With respect to the defendant’s argument that his recorded conversations with Detective Pantano were obtained in violation of his right to counsel on the earlier charges (see, Maine v Moulton, 474 US —, 106 S Ct 477; Mealer v Jones, 741 F2d 1451, cert denied — US —, 105 S Ct 1871), that contention, although raised for the first time on appeal, is nonetheless reviewable as a matter of law (see, People v Cullen, 50 NY2d 168; People v Donovon, 107 AD2d 433, 440).
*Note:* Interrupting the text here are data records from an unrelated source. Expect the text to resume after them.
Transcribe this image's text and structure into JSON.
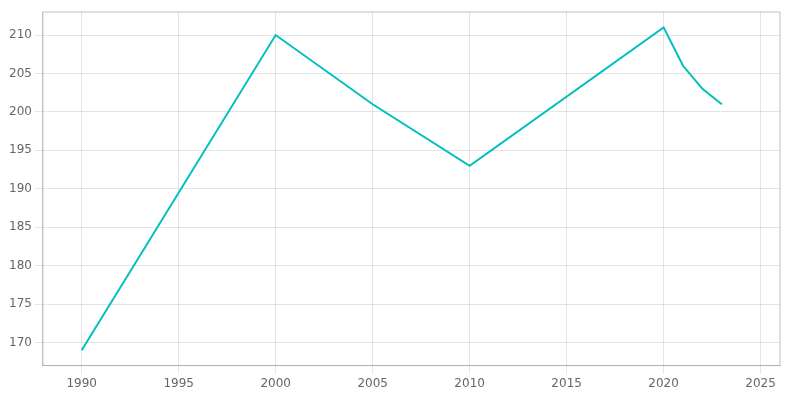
{
  "chart_data": {
    "type": "line",
    "x": [
      1990,
      2000,
      2005,
      2010,
      2020,
      2021,
      2022,
      2023
    ],
    "values": [
      169,
      210,
      201,
      193,
      211,
      206,
      203,
      201
    ],
    "color": "#00BFBF",
    "xlim": [
      1988,
      2026
    ],
    "ylim": [
      167,
      213
    ],
    "xticks": [
      1990,
      1995,
      2000,
      2005,
      2010,
      2015,
      2020,
      2025
    ],
    "yticks": [
      170,
      175,
      180,
      185,
      190,
      195,
      200,
      205,
      210
    ],
    "grid": true
  }
}
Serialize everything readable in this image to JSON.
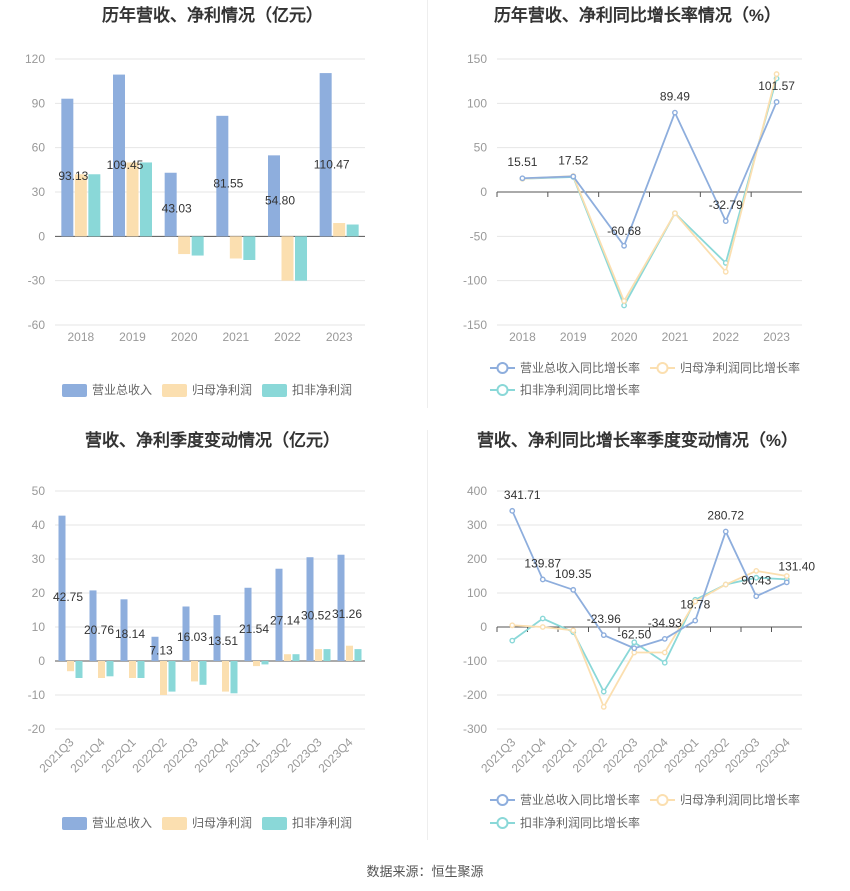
{
  "colors": {
    "revenue": "#8eaedd",
    "netprofit": "#fbdfb0",
    "deducted": "#8ad8d8",
    "grid": "#e6e6e6",
    "axis": "#bbbbbb"
  },
  "legend": {
    "bars": [
      "营业总收入",
      "归母净利润",
      "扣非净利润"
    ],
    "lines": [
      "营业总收入同比增长率",
      "归母净利润同比增长率",
      "扣非净利润同比增长率"
    ]
  },
  "source": "数据来源：恒生聚源",
  "chart_data": [
    {
      "type": "bar",
      "title": "历年营收、净利情况（亿元）",
      "categories": [
        "2018",
        "2019",
        "2020",
        "2021",
        "2022",
        "2023"
      ],
      "ylim": [
        -60,
        120
      ],
      "yticks": [
        -60,
        -30,
        0,
        30,
        60,
        90,
        120
      ],
      "series": [
        {
          "name": "营业总收入",
          "values": [
            93.13,
            109.45,
            43.03,
            81.55,
            54.8,
            110.47
          ]
        },
        {
          "name": "归母净利润",
          "values": [
            42,
            50,
            -12,
            -15,
            -30,
            9
          ]
        },
        {
          "name": "扣非净利润",
          "values": [
            42,
            50,
            -13,
            -16,
            -30,
            8
          ]
        }
      ],
      "labels": [
        "93.13",
        "109.45",
        "43.03",
        "81.55",
        "54.80",
        "110.47"
      ]
    },
    {
      "type": "line",
      "title": "历年营收、净利同比增长率情况（%）",
      "categories": [
        "2018",
        "2019",
        "2020",
        "2021",
        "2022",
        "2023"
      ],
      "ylim": [
        -150,
        150
      ],
      "yticks": [
        -150,
        -100,
        -50,
        0,
        50,
        100,
        150
      ],
      "series": [
        {
          "name": "营业总收入同比增长率",
          "values": [
            15.51,
            17.52,
            -60.68,
            89.49,
            -32.79,
            101.57
          ]
        },
        {
          "name": "归母净利润同比增长率",
          "values": [
            15,
            18,
            -123,
            -24,
            -90,
            133
          ]
        },
        {
          "name": "扣非净利润同比增长率",
          "values": [
            15,
            17,
            -128,
            -24,
            -80,
            128
          ]
        }
      ],
      "labels": [
        "15.51",
        "17.52",
        "-60.68",
        "89.49",
        "-32.79",
        "101.57"
      ]
    },
    {
      "type": "bar",
      "title": "营收、净利季度变动情况（亿元）",
      "categories": [
        "2021Q3",
        "2021Q4",
        "2022Q1",
        "2022Q2",
        "2022Q3",
        "2022Q4",
        "2023Q1",
        "2023Q2",
        "2023Q3",
        "2023Q4"
      ],
      "ylim": [
        -20,
        50
      ],
      "yticks": [
        -20,
        -10,
        0,
        10,
        20,
        30,
        40,
        50
      ],
      "series": [
        {
          "name": "营业总收入",
          "values": [
            42.75,
            20.76,
            18.14,
            7.13,
            16.03,
            13.51,
            21.54,
            27.14,
            30.52,
            31.26
          ]
        },
        {
          "name": "归母净利润",
          "values": [
            -3,
            -5,
            -5,
            -10,
            -6,
            -9,
            -1.5,
            2,
            3.5,
            4.5
          ]
        },
        {
          "name": "扣非净利润",
          "values": [
            -5,
            -4.5,
            -5,
            -9,
            -7,
            -9.5,
            -1,
            2,
            3.5,
            3.5
          ]
        }
      ],
      "labels": [
        "42.75",
        "20.76",
        "18.14",
        "7.13",
        "16.03",
        "13.51",
        "21.54",
        "27.14",
        "30.52",
        "31.26"
      ]
    },
    {
      "type": "line",
      "title": "营收、净利同比增长率季度变动情况（%）",
      "categories": [
        "2021Q3",
        "2021Q4",
        "2022Q1",
        "2022Q2",
        "2022Q3",
        "2022Q4",
        "2023Q1",
        "2023Q2",
        "2023Q3",
        "2023Q4"
      ],
      "ylim": [
        -300,
        400
      ],
      "yticks": [
        -300,
        -200,
        -100,
        0,
        100,
        200,
        300,
        400
      ],
      "series": [
        {
          "name": "营业总收入同比增长率",
          "values": [
            341.71,
            139.87,
            109.35,
            -23.96,
            -62.5,
            -34.93,
            18.78,
            280.72,
            90.43,
            131.4
          ]
        },
        {
          "name": "归母净利润同比增长率",
          "values": [
            5,
            0,
            -10,
            -235,
            -75,
            -75,
            75,
            125,
            165,
            150
          ]
        },
        {
          "name": "扣非净利润同比增长率",
          "values": [
            -40,
            25,
            -15,
            -190,
            -45,
            -105,
            80,
            125,
            145,
            140
          ]
        }
      ],
      "labels": [
        "341.71",
        "139.87",
        "109.35",
        "-23.96",
        "-62.50",
        "-34.93",
        "18.78",
        "280.72",
        "90.43",
        "131.40"
      ]
    }
  ]
}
It is clear from the record that these recorded conversations were obtained in violation of the defendant’s right to counsel on the earlier charges, since the police knew at the time the conversations were recorded that the defendant was incarcerated awaiting trial on those charges, and thus were aware that his right to counsel on those charges had attached (see, Maine v Moulton, supra; Brewer v Williams, 430 US 387; People v Short, 110 AD2d 205). A review of the contents of the conversations, however, indicates that they concerned only the later crimes relating to the conspiracy and the solicitation to commit murder. The conversations may only be said to be incriminating with respect to the earlier charges in that, along with all of the other evidence relating to the conspiracy and the solicitation to commit murder, they were some evidence of the defendant’s consciousness of guilt. In light of the other overwhelming evidence of the defendant’s guilt of the earlier crimes, we are satisfied that the admission of the recorded conversations during the joint trial was harmless beyond a reasonable doubt (see, Chapman v California, 386 US 18).

*173Finally, we have considered the defendant’s remaining argument with respect to the sentence imposed and find it to be without merit (see, People v Suitte, 90 AD2d 80).

Accordingly, the judgments of conviction should, in all respects, be affirmed.

Lazer, J. P., Bracken and Lawrence, JJ., concur.

Judgment of the Supreme Court, Kings County, rendered February 23, 1984, affirmed.